Tess Liegeois
At the Base of a Palm
Something happens
when the mourning dove cries.
I’m a girl, again, with a fruit in her hands:
coconut, green; back to a tree
in the cabbage palm grove.
There’s a knife from the house
used to quarry the husk. Split like a skull
to the coconut heart.
It waters my hair and my knees
and is only barely sticky,
bathing feet and these trees,
and the palmetto bush
unfurled by the cat
in the garden.
I’ve missed him—the cat,
and the cabbage palms, too.
I’ve started hating doves, Dot.
I’ve hated missing you.
The Train to Childhood's End
It starts with a single individual—always a child—Adults will not be affected, for their minds are already set in an unalterable mold.
-Arthur C. Clarke, “Childhood’s End”
We’ve been carted off in silver trains,
bright like electric wire.
The new city’s all domes and thorn-
sharp corners,
sunshine with barely any weight.
We can jump 30 ft.
and land with only minor pains
in our ankles and our toes.
But, we’ve all stopped jumping now.
The moon is here, always
bouncing with the trees—
fragile things that look on, lost,
far too high to climb.
We can sprint to the edge of the city
and no one ever stops us,
because no one else is here.

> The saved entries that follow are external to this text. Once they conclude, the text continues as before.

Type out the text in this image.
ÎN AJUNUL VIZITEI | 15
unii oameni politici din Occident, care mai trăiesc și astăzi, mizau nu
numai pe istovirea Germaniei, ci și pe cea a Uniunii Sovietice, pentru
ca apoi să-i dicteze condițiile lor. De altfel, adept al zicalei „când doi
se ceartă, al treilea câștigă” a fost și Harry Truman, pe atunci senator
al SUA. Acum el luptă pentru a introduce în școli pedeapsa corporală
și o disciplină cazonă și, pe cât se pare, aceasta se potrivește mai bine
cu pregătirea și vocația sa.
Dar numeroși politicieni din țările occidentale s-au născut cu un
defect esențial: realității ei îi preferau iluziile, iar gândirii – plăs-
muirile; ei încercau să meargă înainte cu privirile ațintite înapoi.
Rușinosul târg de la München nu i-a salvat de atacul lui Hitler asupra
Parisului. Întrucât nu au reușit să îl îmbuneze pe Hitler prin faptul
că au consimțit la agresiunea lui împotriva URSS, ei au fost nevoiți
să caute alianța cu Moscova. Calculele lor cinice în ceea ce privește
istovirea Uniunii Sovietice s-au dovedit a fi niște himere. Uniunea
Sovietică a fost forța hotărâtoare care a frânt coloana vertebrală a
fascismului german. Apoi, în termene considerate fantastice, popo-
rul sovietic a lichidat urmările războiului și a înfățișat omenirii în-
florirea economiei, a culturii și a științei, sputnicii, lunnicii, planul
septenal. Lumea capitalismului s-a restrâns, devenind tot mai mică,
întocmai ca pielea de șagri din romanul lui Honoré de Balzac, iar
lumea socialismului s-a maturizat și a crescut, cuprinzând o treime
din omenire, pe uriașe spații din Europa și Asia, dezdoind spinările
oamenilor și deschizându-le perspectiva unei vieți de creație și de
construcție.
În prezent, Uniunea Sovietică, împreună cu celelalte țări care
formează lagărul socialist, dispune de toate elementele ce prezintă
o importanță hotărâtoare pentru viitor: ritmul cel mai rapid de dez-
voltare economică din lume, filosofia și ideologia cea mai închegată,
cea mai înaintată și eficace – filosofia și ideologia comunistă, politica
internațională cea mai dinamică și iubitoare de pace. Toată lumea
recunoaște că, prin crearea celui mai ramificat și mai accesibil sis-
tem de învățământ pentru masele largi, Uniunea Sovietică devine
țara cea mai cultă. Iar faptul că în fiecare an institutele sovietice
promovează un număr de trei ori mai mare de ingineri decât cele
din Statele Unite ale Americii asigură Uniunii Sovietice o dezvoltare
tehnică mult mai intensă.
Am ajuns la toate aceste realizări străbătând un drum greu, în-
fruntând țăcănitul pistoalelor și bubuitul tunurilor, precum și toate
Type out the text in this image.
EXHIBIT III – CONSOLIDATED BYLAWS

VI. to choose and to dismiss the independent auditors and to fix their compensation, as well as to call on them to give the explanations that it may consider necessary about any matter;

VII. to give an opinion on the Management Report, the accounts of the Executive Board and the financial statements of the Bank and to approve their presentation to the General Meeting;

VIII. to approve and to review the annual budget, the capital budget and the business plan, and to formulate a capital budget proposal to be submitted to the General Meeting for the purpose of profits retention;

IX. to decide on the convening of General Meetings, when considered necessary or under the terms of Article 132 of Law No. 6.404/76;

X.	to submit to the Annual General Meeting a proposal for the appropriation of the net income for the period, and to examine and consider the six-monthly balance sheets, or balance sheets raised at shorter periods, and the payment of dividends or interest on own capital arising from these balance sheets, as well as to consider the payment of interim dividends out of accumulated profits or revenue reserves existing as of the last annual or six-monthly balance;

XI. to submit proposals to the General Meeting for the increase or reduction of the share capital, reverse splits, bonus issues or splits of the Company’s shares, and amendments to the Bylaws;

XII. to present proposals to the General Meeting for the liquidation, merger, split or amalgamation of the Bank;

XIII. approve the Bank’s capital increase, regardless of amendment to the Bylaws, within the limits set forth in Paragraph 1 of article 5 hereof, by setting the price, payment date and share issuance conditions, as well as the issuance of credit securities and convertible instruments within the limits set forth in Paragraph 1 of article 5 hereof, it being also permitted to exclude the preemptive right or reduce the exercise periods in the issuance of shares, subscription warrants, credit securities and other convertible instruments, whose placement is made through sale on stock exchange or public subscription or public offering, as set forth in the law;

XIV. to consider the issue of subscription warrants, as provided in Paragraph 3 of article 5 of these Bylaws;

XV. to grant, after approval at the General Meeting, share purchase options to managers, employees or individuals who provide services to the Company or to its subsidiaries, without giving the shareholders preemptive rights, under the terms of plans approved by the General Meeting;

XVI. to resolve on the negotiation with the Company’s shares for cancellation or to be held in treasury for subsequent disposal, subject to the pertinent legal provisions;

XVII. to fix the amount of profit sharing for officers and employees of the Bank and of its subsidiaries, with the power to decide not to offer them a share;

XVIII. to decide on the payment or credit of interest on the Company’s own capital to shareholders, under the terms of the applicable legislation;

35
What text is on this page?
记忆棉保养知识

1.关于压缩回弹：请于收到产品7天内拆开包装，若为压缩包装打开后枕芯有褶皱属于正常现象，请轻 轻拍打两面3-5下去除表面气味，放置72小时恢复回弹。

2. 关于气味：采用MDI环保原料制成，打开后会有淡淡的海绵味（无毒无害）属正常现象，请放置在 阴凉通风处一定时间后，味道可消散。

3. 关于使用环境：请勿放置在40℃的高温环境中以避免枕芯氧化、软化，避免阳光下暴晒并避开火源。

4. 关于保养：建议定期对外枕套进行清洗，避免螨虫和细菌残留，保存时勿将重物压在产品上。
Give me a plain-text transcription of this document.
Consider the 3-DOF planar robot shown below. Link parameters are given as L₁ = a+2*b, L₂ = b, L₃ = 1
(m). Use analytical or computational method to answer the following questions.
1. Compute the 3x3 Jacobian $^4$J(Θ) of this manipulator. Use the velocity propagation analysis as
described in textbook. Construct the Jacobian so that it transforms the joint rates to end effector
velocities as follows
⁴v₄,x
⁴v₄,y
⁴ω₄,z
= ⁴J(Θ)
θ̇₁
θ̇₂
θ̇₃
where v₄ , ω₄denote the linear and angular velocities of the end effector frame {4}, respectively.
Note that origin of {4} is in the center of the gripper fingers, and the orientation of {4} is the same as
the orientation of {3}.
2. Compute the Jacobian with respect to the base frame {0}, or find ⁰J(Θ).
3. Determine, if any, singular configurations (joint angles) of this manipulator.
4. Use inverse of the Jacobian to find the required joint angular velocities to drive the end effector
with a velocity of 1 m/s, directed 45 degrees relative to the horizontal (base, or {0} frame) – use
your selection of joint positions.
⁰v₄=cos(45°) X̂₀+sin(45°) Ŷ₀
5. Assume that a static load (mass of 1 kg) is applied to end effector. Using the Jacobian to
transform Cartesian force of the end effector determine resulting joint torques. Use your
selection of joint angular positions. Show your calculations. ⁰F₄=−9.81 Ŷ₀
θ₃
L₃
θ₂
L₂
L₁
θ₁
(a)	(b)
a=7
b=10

Except
the men who run the trains.
They watch through windows,
glassy eyed, endless talking
of the rain.
And when rain comes, we start to dance
tight circles in the muck.
We’re spinning, now, as a rainbow curves
like a grimace in the sky.
We think we might hate rainbows,
and the sun that glares against the road.
But still, we do not stop.
The men look pleased and watch us churn,
hot like little stoves.
When our feet go bloody and our arms
go to wood, they gather us up to listen.
Soon the world will fit, they say.
And we will fit the world.
It’ll all be different, but just the same.
Like fallen snow on playgrounds, soon.
We believe them
all at once. We have never not believed them.
Suddenly we hate our hands
and our faces make us retch.
We do not want to eat our food
and a grass field makes us itch.
In time we cannot see the moon, and there are never stars.
When we grow silent, cooled like ash,
we board the trains back home.
Sleeping, now, in humming cars,
we miss the city
when it winks away.
Tess Liegeois is an author and lawyer working in Brooklyn, New York. She grew up along the gulf coast of Florida, a place from which she draws much of her inspiration. Her work has most recently appeared in Poetry South, Gentian Journal, Rust & Moth, and Flash Fiction Magazine. She was selected as runner-up for the 2023 Michelle Boisseau Poetry Prize, and long listed in Frontier Poetry’s 2023 Hurt and Healing competition.